|| On the granite jetty, a man with a sailor's cap is riding a bicycle toward us. Further away, a fisherman is working on his nets. Two fishing boats are just outside the harbor, waiting for the tide to rise a little more to sail in. A short white beacon with a red tip marks the end of the jetty, and across the way, to our left, the village church stands, squat and sturdy, poised against the elements.
For a moment, everything seems to hang still, like a beautiful photograph. And then, the man on the bicycle rides away, the boats come in, refrigerated trucks move in close to the quay. As soon as the boats are close enough, two sailors jump out, catch a rope, and tie up the boat. Right away, the mussels are unloaded, 100 lb. bag after 100 lb. bag, straight from the boat to the truck.
We are in Barfleur, a little village of granite houses on a narrow spit of land. Near the jetty, a white lighthouse, short and square, helps the fishermen find their way into the harbor. It stands right across from the village and we sit for a while on the rocks. It is high tide now, and the water spreads out all the way across. Small fishing boats are anchored in the wide harbor, all facing in the same direction, pushed by the rising tide.
The larger boats, with their brightly painted hulls, are lined up along the quay across the water. Opposite the quay, a long row of houses, all of gray stone, with white shutters and slate roofs, is broken only by the Café de France, with its façade lined with red bricks and its large awning, and punctuated by a pretty ivy-covered house with wide windows, right near the church.
We walk around the harbor, all the way to the point, past the church. A bronze plaque on a large rock at the entrance to the harbor, reminds us that William sailed to England in 1066 in a ship built in Barfleur, the Mora, and that its skipper was a local man named Etienne.
On the way back, we stop at the Café de France to sip a mid-morning coffee. From the outdoor terrace, we watch the activity around the quay and the boats. We had spent the night a few miles away, at the Manoir de Montfarville, a Bed and Breakfast that dates back to the fifteenth century. Over a breakfast of croissants, fresh bread and jam, the landlady graciously informed us that the house is built on an earthen mound on which originally rose a wooden fort. This was replaced in the eleventh century by a stone castle, which controlled the land access to Barfleur. The castle was destroyed by the English at the beginning of the Hundred-year War, in July 1346, when King Edward, after landing in Saint-Vaast, ransacked Barfleur and Cherbourg before marching on Caen.
After the conquest of England, Barfleur became one of the main links between Normandy and England, and was the favored port of the nobility when they traveled back and forth between their domains on both sides of the English Channel. The town grew to 9,000 inhabitants, more than 10 times what it is today.

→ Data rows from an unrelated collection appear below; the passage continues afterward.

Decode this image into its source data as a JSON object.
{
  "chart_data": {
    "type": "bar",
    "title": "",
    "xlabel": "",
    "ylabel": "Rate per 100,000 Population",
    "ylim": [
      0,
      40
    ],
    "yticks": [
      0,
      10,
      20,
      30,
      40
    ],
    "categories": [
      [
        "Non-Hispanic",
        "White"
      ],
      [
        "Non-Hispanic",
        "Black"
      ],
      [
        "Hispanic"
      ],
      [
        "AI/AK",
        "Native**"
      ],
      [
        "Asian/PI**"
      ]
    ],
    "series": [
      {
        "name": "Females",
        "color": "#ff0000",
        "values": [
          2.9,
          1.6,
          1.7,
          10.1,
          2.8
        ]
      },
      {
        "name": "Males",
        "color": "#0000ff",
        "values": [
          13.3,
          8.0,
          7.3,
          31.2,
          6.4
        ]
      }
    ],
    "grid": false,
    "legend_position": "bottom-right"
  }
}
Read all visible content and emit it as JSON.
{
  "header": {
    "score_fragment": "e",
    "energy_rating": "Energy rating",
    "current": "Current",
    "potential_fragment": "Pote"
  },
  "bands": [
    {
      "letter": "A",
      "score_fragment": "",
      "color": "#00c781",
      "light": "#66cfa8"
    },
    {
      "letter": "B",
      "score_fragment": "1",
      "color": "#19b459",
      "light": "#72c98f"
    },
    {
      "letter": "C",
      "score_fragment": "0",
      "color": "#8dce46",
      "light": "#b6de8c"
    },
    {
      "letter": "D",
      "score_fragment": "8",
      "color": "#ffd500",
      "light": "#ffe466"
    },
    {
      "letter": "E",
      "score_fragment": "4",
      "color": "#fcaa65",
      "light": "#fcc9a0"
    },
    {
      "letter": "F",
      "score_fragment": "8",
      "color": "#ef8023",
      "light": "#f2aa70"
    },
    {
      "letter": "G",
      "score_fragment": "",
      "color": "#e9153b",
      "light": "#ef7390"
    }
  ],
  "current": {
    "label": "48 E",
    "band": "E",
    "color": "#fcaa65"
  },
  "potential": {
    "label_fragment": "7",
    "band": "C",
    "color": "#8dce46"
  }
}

After the boats have been unloaded, and the trucks have left, quiet returns to the harbor. We finish our coffee and continue our walk. By lunch time, the tide is going out, slowly emptying the harbour. The trawlers along the quay begin to lean to their side, and rowdy seagulls fight for food in the shallow pools. We finally enter a narrow alley by the cemetery that surrounds the church. At the end of it, after just a few yards, we are again looking at the sea. We have crossed the tip of the peninsula, and a wide rounded bay opens up before us, punctuated by the high spire of the lighthouse of Gatteville.
In these waters, in 1120, the Blanche Nef, a ship from Barfleur, got wrecked on the reefs. According to the story, King Henry I, the son of William, was returning to England after spending 4 years in Normandy. With him were his two sons, his court, and several members of prominent European families. A boat captain approached him, claiming to be the son of Etienne, the skipper of the Mora, and proposing his services to the King. Henry already had his royal vessel ready, but he let his sons and part of his court sail with this man. The night before their departure, the ship's crew had been drinking. The next morning, the Blanche Nef left the harbor, and headed straight for the reefs. The first two heirs to the throne drowned in the shipwreck, along with 300 other Nobles.
Henry's daughter, Maud, married Geoffroy Plantagenet, Duke of Anjou, in 1127. Before his death in 1135, Henry had nominated his nephew, Stephen of Blois, to succeed him, despite Maud's claims to the throne. After 19 years of conflicts, Henry II, son of Maud and Geoffroy, became king in 1154. The Plantagenets would now control England and Normandy, along with most of southwestern France.